If I want to use this consensus sequence for anything else (for example, input to a genefinding program) I can export it in FASTA format, using the CLC File:Export tools. (Do this!)
If you look at the reference chloroplast sequence in GenBank, you can learn a few things about what kind of signals you’ll have to look for in your new, raw consensus sequence. There are a lot of single exon genes in there and just a few multi-exon genes. There are a lot of tRNA genes in there. For the purpose of the lab exercise, we’re going to treat the chloroplast using pretty simple annotation methods. This isn’t too far-fetched — the chloroplast’s origin is in endosymbiosis, in which a bacterium becomes a dependent constituent of a more complex eukaryotic cell. So we’ll treat our chloroplasts as little cyanobacteria for the purpose of getting some experience with annotation tools.
Finding open reading frames (ORFs)
CLC Genomics does not have all the genefinding tools you need built in, but it can do simple ORF finding for you as well as displaying track files created by other methods. To identify ORFs on your sequence and then work with them, you’ll have to take the following (rather cumbersome) series of steps:
- Open your saved consensus sequence.
- Select Classical Sequence Analysis:Nucleotide Analysis:Find Open Reading Frames (this finds your open reading frames)
- Select Track Tools:Convert to Tracks (this will change the way that CLC is handling your data, breaking apart the ORF information from the genome and treating each separately)
- Create both Sequence and Annotation tracks
- Click the + at the side of the “Annotation types” window and select the ORF track to be saved as an annotation. Choose to save them, not open them.

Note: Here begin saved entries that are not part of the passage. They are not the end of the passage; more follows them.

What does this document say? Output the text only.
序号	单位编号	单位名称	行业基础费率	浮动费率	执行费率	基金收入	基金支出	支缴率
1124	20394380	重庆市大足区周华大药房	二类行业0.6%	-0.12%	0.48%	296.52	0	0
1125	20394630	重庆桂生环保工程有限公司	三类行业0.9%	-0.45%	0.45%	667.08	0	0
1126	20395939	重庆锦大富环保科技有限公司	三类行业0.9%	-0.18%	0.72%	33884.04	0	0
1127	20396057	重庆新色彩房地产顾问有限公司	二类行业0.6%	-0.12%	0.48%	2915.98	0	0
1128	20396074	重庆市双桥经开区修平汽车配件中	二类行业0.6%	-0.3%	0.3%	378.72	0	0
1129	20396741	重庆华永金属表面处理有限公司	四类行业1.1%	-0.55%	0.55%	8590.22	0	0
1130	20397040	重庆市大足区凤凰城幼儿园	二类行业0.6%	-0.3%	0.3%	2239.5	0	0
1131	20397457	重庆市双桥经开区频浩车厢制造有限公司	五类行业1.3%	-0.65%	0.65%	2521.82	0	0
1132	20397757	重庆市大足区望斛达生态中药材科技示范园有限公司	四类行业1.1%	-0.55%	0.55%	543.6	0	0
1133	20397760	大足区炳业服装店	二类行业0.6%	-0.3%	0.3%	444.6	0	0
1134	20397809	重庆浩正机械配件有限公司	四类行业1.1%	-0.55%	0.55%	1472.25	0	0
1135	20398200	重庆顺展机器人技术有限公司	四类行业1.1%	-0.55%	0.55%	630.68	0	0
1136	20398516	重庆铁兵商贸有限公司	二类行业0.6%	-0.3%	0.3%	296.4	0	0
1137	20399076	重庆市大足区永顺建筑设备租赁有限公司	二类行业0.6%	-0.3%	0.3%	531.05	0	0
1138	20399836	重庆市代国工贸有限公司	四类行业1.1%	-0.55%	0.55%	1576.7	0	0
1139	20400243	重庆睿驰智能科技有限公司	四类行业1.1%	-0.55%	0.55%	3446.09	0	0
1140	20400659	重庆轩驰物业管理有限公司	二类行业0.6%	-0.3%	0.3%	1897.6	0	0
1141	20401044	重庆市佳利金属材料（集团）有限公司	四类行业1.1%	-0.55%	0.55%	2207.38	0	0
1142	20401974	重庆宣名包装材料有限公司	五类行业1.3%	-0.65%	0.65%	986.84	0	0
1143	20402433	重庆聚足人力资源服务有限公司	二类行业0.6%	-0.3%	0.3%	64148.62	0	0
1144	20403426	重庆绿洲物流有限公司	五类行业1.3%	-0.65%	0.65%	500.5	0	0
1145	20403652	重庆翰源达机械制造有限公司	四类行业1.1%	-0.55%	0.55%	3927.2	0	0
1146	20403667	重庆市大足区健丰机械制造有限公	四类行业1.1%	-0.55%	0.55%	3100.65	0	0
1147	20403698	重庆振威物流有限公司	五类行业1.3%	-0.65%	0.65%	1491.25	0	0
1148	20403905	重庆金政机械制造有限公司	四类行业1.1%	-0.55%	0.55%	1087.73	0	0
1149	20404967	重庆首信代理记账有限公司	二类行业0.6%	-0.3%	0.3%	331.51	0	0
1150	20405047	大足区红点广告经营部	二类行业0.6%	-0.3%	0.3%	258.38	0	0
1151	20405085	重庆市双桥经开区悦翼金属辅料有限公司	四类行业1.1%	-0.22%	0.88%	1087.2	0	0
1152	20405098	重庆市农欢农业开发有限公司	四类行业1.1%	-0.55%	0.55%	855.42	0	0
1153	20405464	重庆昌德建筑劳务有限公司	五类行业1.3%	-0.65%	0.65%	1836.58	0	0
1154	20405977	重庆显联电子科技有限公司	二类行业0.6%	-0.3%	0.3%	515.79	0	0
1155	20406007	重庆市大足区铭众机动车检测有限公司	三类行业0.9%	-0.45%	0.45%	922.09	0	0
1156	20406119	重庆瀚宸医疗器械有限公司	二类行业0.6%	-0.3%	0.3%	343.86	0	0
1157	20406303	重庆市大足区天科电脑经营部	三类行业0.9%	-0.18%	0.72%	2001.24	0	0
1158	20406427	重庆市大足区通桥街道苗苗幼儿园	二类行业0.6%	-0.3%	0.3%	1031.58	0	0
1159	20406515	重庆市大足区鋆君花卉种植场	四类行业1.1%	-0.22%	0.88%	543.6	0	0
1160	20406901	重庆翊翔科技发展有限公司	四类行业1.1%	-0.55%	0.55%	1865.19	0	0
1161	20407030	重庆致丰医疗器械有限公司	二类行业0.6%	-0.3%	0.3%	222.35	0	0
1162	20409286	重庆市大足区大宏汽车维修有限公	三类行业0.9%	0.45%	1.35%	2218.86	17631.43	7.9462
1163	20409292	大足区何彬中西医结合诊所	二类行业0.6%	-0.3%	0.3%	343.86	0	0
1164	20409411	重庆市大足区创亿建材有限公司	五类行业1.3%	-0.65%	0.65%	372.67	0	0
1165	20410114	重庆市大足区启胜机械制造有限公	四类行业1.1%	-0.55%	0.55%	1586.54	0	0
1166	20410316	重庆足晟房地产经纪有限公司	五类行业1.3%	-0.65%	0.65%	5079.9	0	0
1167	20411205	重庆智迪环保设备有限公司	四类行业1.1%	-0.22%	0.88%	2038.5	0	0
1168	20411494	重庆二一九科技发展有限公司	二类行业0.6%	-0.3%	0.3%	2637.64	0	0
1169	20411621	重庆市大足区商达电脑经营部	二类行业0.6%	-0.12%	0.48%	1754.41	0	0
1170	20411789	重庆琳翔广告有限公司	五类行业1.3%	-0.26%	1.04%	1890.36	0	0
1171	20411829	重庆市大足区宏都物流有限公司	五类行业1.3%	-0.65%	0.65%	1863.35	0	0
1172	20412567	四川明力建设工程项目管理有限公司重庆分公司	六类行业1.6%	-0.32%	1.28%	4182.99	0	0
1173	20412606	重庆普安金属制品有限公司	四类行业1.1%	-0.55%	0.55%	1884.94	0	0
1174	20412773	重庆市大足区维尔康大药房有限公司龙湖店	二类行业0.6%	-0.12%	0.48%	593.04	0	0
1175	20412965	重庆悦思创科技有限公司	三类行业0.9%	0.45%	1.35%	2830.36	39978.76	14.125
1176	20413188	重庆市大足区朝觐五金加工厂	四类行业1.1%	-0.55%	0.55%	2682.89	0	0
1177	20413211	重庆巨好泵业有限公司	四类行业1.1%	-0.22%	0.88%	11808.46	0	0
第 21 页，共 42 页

- In your track tools, now choose “create track list” and add both tracks. That will show your genome and your ORF track aligned to each other
- If you actually want to manipulate the sequences in your ORF track, you need to extract the sequences
- You also need to have saved the Genome track as a separate CLC entity because you’ll need it as a reference for extracting the annotations
- In Classical Sequence Analysis:General Sequence Analysis:Extract Annotations, you’re going to again pick the ORF track to extract and save it to a sequence list. This will allow you to work with the ORFs in the file as individual sequences
At the end of these operations you should see the following track files and sequence lists in your directory.
Follow a similar procedure to extract the CDS (coding sequence) track from your reference genome and convert it into sequences. You can then make a BLAST database out of the CDS track, and see which ORFs have sequence matches in the known CDS, or vice versa.